You are viewing documentation about an older version (1.4.0). View latest version

snowflake.snowpark.DataFrame.group_by_grouping_sets¶

DataFrame.group_by_grouping_sets(*grouping_sets: GroupingSets | Iterable[GroupingSets]) → RelationalGroupedDataFrame[source]¶

Performs a SQL GROUP BY GROUPING SETS. on the DataFrame.

GROUP BY GROUPING SETS is an extension of the GROUP BY clause that allows computing multiple GROUP BY clauses in a single statement. The group set is a set of dimension columns.

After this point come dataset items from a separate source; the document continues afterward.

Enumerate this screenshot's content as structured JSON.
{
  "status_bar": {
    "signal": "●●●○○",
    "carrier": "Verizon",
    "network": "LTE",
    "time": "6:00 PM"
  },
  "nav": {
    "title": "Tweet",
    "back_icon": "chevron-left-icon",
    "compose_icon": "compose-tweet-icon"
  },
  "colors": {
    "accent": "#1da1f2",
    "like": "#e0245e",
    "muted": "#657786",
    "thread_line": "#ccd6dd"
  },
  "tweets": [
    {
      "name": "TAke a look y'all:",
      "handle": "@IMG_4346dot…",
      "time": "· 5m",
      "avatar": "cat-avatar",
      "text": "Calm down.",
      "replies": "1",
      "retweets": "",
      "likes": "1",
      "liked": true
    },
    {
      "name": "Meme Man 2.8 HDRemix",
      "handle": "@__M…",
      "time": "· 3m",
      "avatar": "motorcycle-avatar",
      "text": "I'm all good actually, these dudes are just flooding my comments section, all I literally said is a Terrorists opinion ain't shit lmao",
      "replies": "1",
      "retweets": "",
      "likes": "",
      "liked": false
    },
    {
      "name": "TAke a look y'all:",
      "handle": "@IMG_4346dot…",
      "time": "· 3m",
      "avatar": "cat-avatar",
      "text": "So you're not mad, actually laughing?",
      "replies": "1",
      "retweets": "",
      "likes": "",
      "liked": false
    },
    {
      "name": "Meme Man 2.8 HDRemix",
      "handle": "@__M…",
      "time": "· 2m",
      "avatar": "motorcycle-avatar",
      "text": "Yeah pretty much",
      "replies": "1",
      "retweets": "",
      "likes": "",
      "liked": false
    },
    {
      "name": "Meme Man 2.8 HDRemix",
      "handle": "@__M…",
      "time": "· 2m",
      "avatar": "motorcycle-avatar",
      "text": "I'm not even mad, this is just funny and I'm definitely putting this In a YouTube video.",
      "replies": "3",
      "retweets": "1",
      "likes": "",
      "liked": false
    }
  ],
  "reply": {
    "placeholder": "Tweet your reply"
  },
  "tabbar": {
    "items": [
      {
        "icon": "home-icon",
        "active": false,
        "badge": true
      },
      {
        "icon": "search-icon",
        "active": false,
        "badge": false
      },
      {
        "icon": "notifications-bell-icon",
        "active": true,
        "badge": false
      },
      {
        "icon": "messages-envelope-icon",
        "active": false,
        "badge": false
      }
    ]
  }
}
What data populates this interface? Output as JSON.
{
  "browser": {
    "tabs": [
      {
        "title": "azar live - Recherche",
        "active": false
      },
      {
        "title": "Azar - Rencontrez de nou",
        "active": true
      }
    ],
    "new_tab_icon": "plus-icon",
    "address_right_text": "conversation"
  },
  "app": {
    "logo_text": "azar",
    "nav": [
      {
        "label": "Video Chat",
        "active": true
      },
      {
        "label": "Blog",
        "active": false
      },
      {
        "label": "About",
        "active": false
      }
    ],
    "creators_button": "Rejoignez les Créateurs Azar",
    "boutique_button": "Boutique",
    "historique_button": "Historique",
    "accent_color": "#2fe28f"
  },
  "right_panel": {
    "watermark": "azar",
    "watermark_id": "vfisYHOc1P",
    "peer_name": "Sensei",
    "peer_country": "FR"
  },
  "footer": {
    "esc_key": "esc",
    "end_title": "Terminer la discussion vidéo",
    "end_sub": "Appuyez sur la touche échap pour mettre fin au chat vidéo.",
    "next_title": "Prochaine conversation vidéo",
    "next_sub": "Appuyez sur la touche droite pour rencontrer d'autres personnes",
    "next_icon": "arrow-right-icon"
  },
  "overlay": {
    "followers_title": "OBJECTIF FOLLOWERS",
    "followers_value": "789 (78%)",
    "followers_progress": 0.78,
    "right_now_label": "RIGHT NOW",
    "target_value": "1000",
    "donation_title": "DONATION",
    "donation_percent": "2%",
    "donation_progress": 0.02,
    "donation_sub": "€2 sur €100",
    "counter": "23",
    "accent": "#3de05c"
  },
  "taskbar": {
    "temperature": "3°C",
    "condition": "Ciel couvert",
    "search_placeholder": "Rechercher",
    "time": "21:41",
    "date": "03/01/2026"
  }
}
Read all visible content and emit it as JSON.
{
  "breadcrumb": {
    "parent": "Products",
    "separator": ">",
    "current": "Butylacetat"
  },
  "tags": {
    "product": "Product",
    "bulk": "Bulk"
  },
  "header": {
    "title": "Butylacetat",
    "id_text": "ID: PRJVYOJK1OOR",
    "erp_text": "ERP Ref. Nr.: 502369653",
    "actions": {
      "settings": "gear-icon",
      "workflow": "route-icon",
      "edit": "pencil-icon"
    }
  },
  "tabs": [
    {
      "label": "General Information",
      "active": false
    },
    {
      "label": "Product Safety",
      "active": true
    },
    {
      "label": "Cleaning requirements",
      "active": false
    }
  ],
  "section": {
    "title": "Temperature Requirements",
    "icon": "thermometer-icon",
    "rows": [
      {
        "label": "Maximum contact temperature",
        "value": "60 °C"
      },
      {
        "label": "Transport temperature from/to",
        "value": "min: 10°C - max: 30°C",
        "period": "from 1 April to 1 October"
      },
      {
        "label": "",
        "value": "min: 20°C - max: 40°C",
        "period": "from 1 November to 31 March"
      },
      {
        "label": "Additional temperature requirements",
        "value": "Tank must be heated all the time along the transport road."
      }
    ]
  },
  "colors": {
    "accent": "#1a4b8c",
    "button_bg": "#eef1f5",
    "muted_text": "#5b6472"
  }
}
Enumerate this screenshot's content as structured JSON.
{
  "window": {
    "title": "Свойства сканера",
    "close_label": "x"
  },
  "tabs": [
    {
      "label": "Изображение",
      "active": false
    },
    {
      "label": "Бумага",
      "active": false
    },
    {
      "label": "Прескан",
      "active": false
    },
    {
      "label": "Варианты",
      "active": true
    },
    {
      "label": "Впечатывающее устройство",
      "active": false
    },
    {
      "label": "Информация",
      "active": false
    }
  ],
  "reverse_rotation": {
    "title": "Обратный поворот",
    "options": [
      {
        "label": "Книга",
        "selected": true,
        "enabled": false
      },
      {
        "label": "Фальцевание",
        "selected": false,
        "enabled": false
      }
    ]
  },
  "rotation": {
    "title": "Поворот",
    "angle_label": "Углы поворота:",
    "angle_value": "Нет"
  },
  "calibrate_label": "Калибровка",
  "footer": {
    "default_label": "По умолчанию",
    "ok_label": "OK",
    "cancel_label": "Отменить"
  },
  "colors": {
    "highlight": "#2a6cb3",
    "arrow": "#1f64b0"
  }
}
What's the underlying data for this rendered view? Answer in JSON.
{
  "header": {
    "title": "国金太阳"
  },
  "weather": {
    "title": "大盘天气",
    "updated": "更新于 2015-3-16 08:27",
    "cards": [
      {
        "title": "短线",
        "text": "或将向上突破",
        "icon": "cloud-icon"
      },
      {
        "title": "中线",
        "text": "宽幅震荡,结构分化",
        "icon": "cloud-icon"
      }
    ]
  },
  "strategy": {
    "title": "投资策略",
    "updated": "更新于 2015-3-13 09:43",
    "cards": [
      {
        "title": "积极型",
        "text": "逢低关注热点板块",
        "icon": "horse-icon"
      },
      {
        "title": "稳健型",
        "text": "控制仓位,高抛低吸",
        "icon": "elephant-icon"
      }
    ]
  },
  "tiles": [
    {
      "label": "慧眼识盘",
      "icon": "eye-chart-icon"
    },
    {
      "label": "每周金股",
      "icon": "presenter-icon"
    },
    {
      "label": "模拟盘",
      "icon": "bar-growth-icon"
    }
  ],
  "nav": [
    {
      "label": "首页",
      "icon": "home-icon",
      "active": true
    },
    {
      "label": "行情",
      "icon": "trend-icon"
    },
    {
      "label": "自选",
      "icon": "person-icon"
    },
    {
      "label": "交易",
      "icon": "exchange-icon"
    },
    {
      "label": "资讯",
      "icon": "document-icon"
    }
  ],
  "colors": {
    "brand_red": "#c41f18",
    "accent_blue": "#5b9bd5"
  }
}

GROUP BY GROUPING SETS is equivalent to the UNION of two or more GROUP BY operations in the same result set.

Examples:

>>> from snowflake.snowpark import GroupingSets
>>> df = session.create_dataframe([[1, 2, 10], [3, 4, 20], [1, 4, 30]], schema=["A", "B", "C"])
>>> df.group_by_grouping_sets(GroupingSets([col("a")])).count().collect()
[Row(A=1, COUNT=2), Row(A=3, COUNT=1)]
>>> df.group_by_grouping_sets(GroupingSets(col("a"))).count().collect()
[Row(A=1, COUNT=2), Row(A=3, COUNT=1)]
>>> df.group_by_grouping_sets(GroupingSets([col("a")], [col("b")])).count().collect()
[Row(A=1, B=None, COUNT=2), Row(A=3, B=None, COUNT=1), Row(A=None, B=2, COUNT=1), Row(A=None, B=4, COUNT=2)]
>>> df.group_by_grouping_sets(GroupingSets([col("a"), col("b")], [col("c")])).count().collect()
[Row(A=None, B=None, C=10, COUNT=1), Row(A=None, B=None, C=20, COUNT=1), Row(A=None, B=None, C=30, COUNT=1), Row(A=1, B=2, C=None, COUNT=1), Row(A=3, B=4, C=None, COUNT=1), Row(A=1, B=4, C=None, COUNT=1)]

Parameters:: grouping_sets – The list of GroupingSets to group by.